Under the "Phuket Tourism Sandbox" model, which is being touted as a model for the reopening of Thailand's tourism industry, starting July 1, foreign tourists who have been fully vaccinated against Covid-19 waive quarantine requirements.
People want the 14-day stay requirement taken back to seven days, as hotels and day-trip ferry operators have pinned their hopes on reopening.
Mr Wichai said he hasn't seen any new bookings as his company focuses on tourists from Asian countries, most of whom don't plan to stay in Phuket for more than five days.
"We don't know how many foreign tourists will return as Phuket reopens in July. Thai tourists may be worried that the price of hotel rooms, food, and tour packages in Phuket may increase, so not many will visit," Mr Wichai said.
The Phuket Sandbox program told to Sirikorn Bunyasiri, vice-president of the Phuket Travel Agents Association, is expected to get off to a good start.
"The number of flights to Phuket is expected to increase, though it is not known whether tourists will come to the island in large numbers. After almost two years, many airlines are trying to increase flights, and everyone is looking at Phuket. Others will follow suit if it is a success " she said.
The owner of the Holiday Inn Express Hotel on Patong Beach, Chalermlak Kepsap, voiced disagreement with the 14-day stay requirement, saying that it may dissuade foreign tourists from visiting.

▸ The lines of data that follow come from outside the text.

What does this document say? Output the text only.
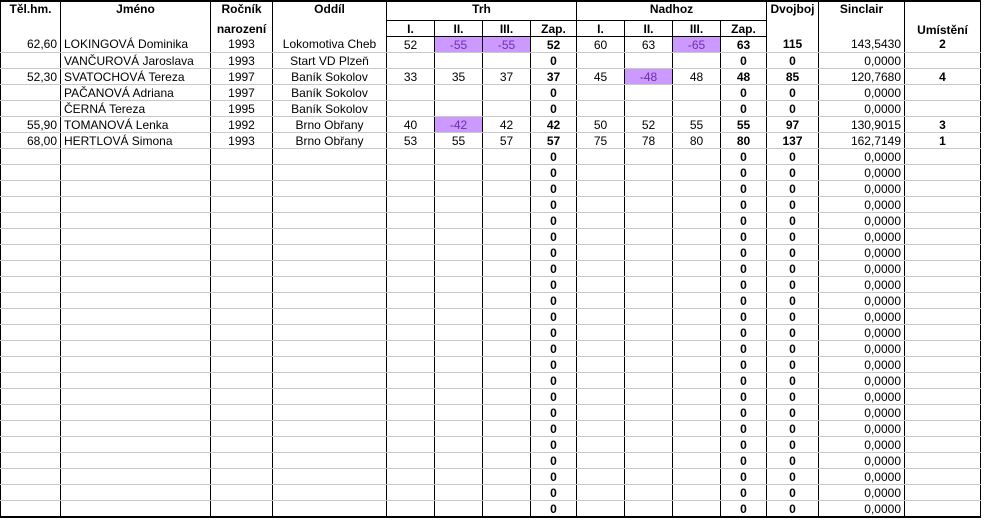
Těl.hm.	Jméno	Ročník	Oddíl	Trh				Nadhoz				Dvojboj	Sinclair	Umístění
		narození		I.	II.	III.	Zap.	I.	II.	III.	Zap.			
62,60	LOKINGOVÁ Dominika	1993	Lokomotiva Cheb	52	-55	-55	52	60	63	-65	63	115	143,5430	2
	VANČUROVÁ Jaroslava	1993	Start VD Plzeň				0				0	0	0,0000	
52,30	SVATOCHOVÁ Tereza	1997	Baník Sokolov	33	35	37	37	45	-48	48	48	85	120,7680	4
	PAČANOVÁ Adriana	1997	Baník Sokolov				0				0	0	0,0000	
	ČERNÁ Tereza	1995	Baník Sokolov				0				0	0	0,0000	
55,90	TOMANOVÁ Lenka	1992	Brno Obřany	40	-42	42	42	50	52	55	55	97	130,9015	3
68,00	HERTLOVÁ Simona	1993	Brno Obřany	53	55	57	57	75	78	80	80	137	162,7149	1
							0				0	0	0,0000	
							0				0	0	0,0000	
							0				0	0	0,0000	
							0				0	0	0,0000	
							0				0	0	0,0000	
							0				0	0	0,0000	
							0				0	0	0,0000	
							0				0	0	0,0000	
							0				0	0	0,0000	
							0				0	0	0,0000	
							0				0	0	0,0000	
							0				0	0	0,0000	
							0				0	0	0,0000	
							0				0	0	0,0000	
							0				0	0	0,0000	
							0				0	0	0,0000	
							0				0	0	0,0000	
							0				0	0	0,0000	
							0				0	0	0,0000	
							0				0	0	0,0000	
							0				0	0	0,0000	
							0				0	0	0,0000	
							0				0	0	0,0000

"It will be difficult for them to remain on the island for 14 days. Considering the number of tourist spots on the island, this may be too long. It will be more helpful if they adopt a seven-day rule, as tourists will have the chance to visit other destinations "Ms Chalermlak said.

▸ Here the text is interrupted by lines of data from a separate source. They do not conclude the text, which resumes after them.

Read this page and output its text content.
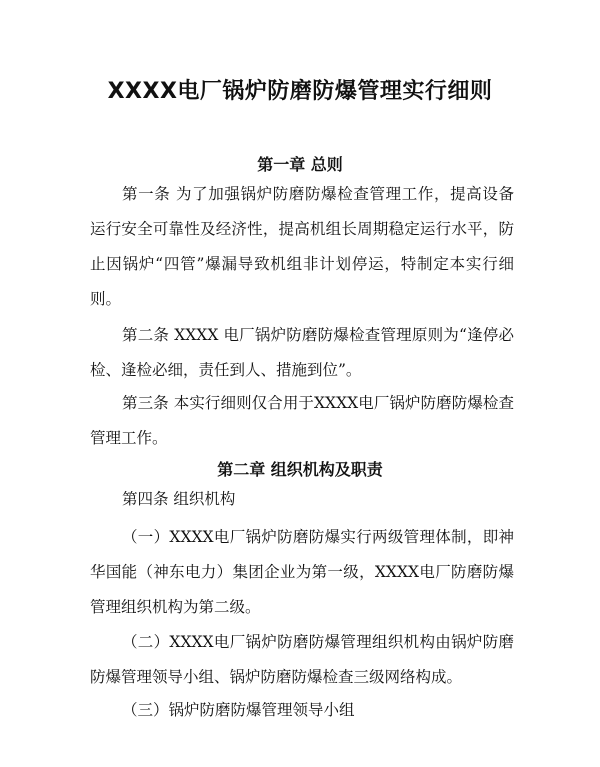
XXXX电厂锅炉防磨防爆管理实行细则
第一章 总则

第一条 为了加强锅炉防磨防爆检查管理工作，提高设备运行安全可靠性及经济性，提高机组长周期稳定运行水平，防止因锅炉“四管”爆漏导致机组非计划停运，特制定本实行细则。

第二条 XXXX 电厂锅炉防磨防爆检查管理原则为“逢停必检、逢检必细，责任到人、措施到位”。

第三条 本实行细则仅合用于XXXX电厂锅炉防磨防爆检查管理工作。

第二章 组织机构及职责

第四条 组织机构

（一）XXXX电厂锅炉防磨防爆实行两级管理体制，即神华国能（神东电力）集团企业为第一级，XXXX电厂防磨防爆管理组织机构为第二级。

（二）XXXX电厂锅炉防磨防爆管理组织机构由锅炉防磨防爆管理领导小组、锅炉防磨防爆检查三级网络构成。

（三）锅炉防磨防爆管理领导小组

She said that Patong Beach, a popular tourist spot in Phuket, is still quiet, with no visitors, even though many visitors know the monsoon season will peak next month and last until October.
"As hotel operators are not confident the reopening plan will draw foreign tourists back, several have decided to remain closed," she said, adding that many small hotels don't have the budget to restart their businesses, some of which have been shuttered for almost two years.

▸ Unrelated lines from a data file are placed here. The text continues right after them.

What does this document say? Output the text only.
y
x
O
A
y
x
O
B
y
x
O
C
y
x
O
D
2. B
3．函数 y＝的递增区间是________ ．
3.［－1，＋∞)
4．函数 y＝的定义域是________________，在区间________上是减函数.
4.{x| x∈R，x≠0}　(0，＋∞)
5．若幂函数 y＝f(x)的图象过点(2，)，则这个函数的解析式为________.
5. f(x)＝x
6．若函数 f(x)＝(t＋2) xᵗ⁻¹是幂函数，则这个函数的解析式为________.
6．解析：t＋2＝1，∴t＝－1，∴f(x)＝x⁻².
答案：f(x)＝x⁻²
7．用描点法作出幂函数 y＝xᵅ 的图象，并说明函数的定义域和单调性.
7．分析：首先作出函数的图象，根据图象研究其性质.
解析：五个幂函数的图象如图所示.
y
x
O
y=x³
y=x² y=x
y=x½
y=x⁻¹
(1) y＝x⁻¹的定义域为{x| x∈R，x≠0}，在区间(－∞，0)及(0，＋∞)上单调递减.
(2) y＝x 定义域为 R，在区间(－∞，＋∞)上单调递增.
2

"If the situation in Patong continues where will tourists stay when they come on July 1?" she said.
"Not only must we take into account other aspects, not only the vaccination of 70% of residents. For example, we have considered the countries from which the foreign tourists come. In Patong, operators have not seen a clear government stance on the matter," she said.
Mr Sonthaya said the locals were working to comply with the Safety & Health Administration Plus guidelines, that were recommended by the Tourism and Sports Ministry to attract visitors.
"When there are no visitors, Phuket will become a ghost town." The country cannot move forward [the sandbox scheme].
"The requirement of a 14-day stay will benefit local producers." Mr Sonthaya said, "We want tourists to spend money in communities selling local products."
"We're like small fish in a big pond," he adds that "larger operators who market internationally should also think about local tourism enterprises."
Don Limnanthapisit, president of a Phuket old town community committee, said he agrees with the 14-day requirement, but warned that if tourists fail to follow health safety protocols, the reopening may lead to a new surge of infections.
"Though incoming foreign tourists will be required to show proof of vaccination, this does not mean they are totally virus-free," he said. "Foreign tourists may not want to wear their masks in public. When they arrive in Phuket, they want to enjoy themselves drinking. If we cannot control them, a new wave of infections may rise."